“是你!”章阁绮的声音因为悲痛而嘶哑变形,“是你害死了她!是你这个疯子!你把她关起来,折磨她,逼得她活不下去!是你!陈槿!你把我的女儿还给我!还给我啊——!!!”
她扑上去,撕扯着陈槿的衣服,捶打着她的肩膀。林婉清流着泪上前抱住几乎崩溃的章阁绮,防止她伤到自己。
陈槿任由她撕打,一动不动,眼神空洞地望着床上仿佛沉睡的章苘,任由章阁绮的指控和捶打落在身上。那记耳光带来的火辣疼痛,远不及心脏被生生挖空再碾成齑粉的万分之一。
保镖和医护人员终于反应过来,上前分开她们。章阁绮瘫倒在林婉清怀里,失声痛哭,那哭声凄厉绝望,充满了白发人送黑发人的无尽悲凉。
陈槿被扶起来,她推开搀扶的人,抬手抹去嘴角的血迹,动作缓慢而僵硬。她最后看了一眼床上的章苘,又看了一眼悲痛欲绝的章阁绮和默默垂泪的林婉清,目光扫过门口被育婴师紧紧抱住被吓呆了的陈念苘。
孩子的绿眼睛里,盛满了懵懂的恐惧,看着床上“睡觉”的妈妈,又看看狼狈的外婆和浑身散发着可怕气息的妈咪。

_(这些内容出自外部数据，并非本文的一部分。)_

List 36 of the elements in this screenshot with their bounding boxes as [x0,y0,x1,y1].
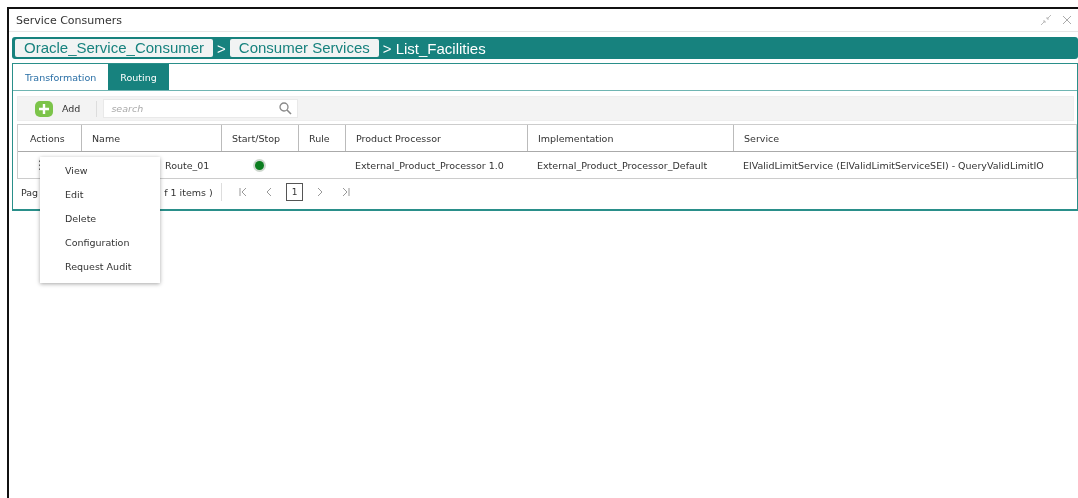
item-count: f 1 items ) [164,186,213,198]
table-cell: External_Product_Processor 1.0 [355,159,504,171]
column-header: Actions [29,131,66,146]
search-input[interactable]: search [109,102,280,115]
breadcrumb-link[interactable]: Oracle_Service_Consumer [15,39,214,57]
column-header: Name [81,125,221,151]
add-button[interactable]: Add [62,103,81,114]
menu-item[interactable]: Configuration [40,231,160,255]
window-title: Service Consumers [16,13,122,27]
column-header: Implementation [527,125,733,151]
menu-item[interactable]: Delete [40,207,160,231]
column-header: Rule [298,125,345,151]
status-dot[interactable] [255,160,264,170]
collapse-icon[interactable] [1040,14,1052,26]
menu-item[interactable]: Request Audit [40,255,160,279]
search-field[interactable]: search [103,99,299,118]
menu-item[interactable]: View [40,159,160,183]
column-header: Product Processor [345,125,527,151]
table-cell: External_Product_Processor_Default [537,159,708,171]
last-page-icon[interactable] [341,187,352,197]
page-number[interactable]: 1 [285,183,304,201]
breadcrumb-separator: > [217,39,226,57]
first-page-icon[interactable] [237,187,248,197]
column-header: Service [733,125,1078,151]
menu-item[interactable]: Edit [40,183,160,207]
add-icon[interactable] [35,100,53,117]
table-cell: Route_01 [165,159,210,171]
column-header: Start/Stop [221,125,298,151]
breadcrumb-current: > List_Facilities [382,39,486,57]
breadcrumb-link[interactable]: Consumer Services [229,39,379,57]
search-icon[interactable] [279,102,293,115]
close-icon[interactable] [1062,15,1072,25]
tab[interactable]: Routing [108,64,169,90]
tab[interactable]: Transformation [13,64,109,90]
pager-label: Pag [21,186,39,198]
table-cell: ElValidLimitService (ElValidLimitServiceSEI) - QueryValidLimitIO [743,159,1044,171]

陈槿什么也没说,转身,一步一步,极其缓慢地走出了房间。
那记耳光,和章阁绮声嘶力竭的“是你害死了她”,如同审判,在她往后无数个日夜里反复回响,成为了她无法摆脱的梦魇和罪证。
后来
时间并不能抚平所有伤痕,它只是将尖锐的剧痛,磨成了绵长而钝重的隐痛,无时无刻不在骨髓里低吟。
陈槿将章苘葬在了伦敦郊外一处僻静而风景优美的墓园。墓碑是简单的黑色大理石,没有照片,只刻着中英文的名字和生卒年月。陈槿没有立“爱妻”之类的称谓,她似乎没有资格。章阁绮坚决不同意将女儿葬在异国他乡,但法律上,陈槿是章苘的合法配偶,拥有决定权。这场争执最终没有结果,章苘长眠在了伦敦的细雨与绿荫下。
陈念苘一天天长大,出落得越发漂亮。她很聪明,语言天赋尤其突出,中英文流利,还会一些简单的法语和沪语。她喜欢黏着陈槿,但也清楚地知道,自己有两位很爱她的granda在上海。
陈槿并没有阻止女儿与章阁绮、林婉清的接触。或许是因为愧疚,或许是因为那记耳光后的默认。她偶尔会带cynia去上海短住。小念苘到了上海,就像小鸟归林,在章阁绮和林婉清精心布置的房间里跑来跑去,甜甜地叫着“姥姥”、“外婆”,分享她在伦敦的趣事,也会小心翼翼地拿出平板电脑,指着里面章苘的照片和为数不多的视频,小声说:“这是我妈妈。她好看吗?妈咪说,妈妈去很远的地方旅行了。”
每当这时,章阁绮总会别过脸去,悄悄拭泪。林婉清则温柔地抱住孩子,轻声说:“是的,妈妈去旅行了。她很好看,和念苘一样好看。”
陈槿坐在一旁,沉默地看着,看着女儿天真懵懂的脸,看着照片视频里章苘或静默或偶尔浅笑的容颜,翡翠绿的眸子里一片深沉的死寂,指尖无意识地摩挲着无名指上那枚与章苘成对的婚戒。
她没再找过固定的伴侣。那场以死亡告终的激情,似乎耗尽了她所有关于“情感关系”的能量和信任。偶尔,生理的饥渴难以排遣时,她会找来一些年轻女孩。女孩们都有一个共同点,眉眼或气质,总有那么五六分像章苘。有些是相似的杏眼和下垂的眼尾,有些是那种清冷疏离的神态,有些是纤细脆弱的身材。
但从来没有一个完全像的。章苘是独一无二的。当那些替身在身下承欢,发出或迎合或职业的呻吟时,陈槿常常会感到一种深邃的空虚和厌恶。有时甚至会在中途骤然失去兴趣,粗暴地将人打发走。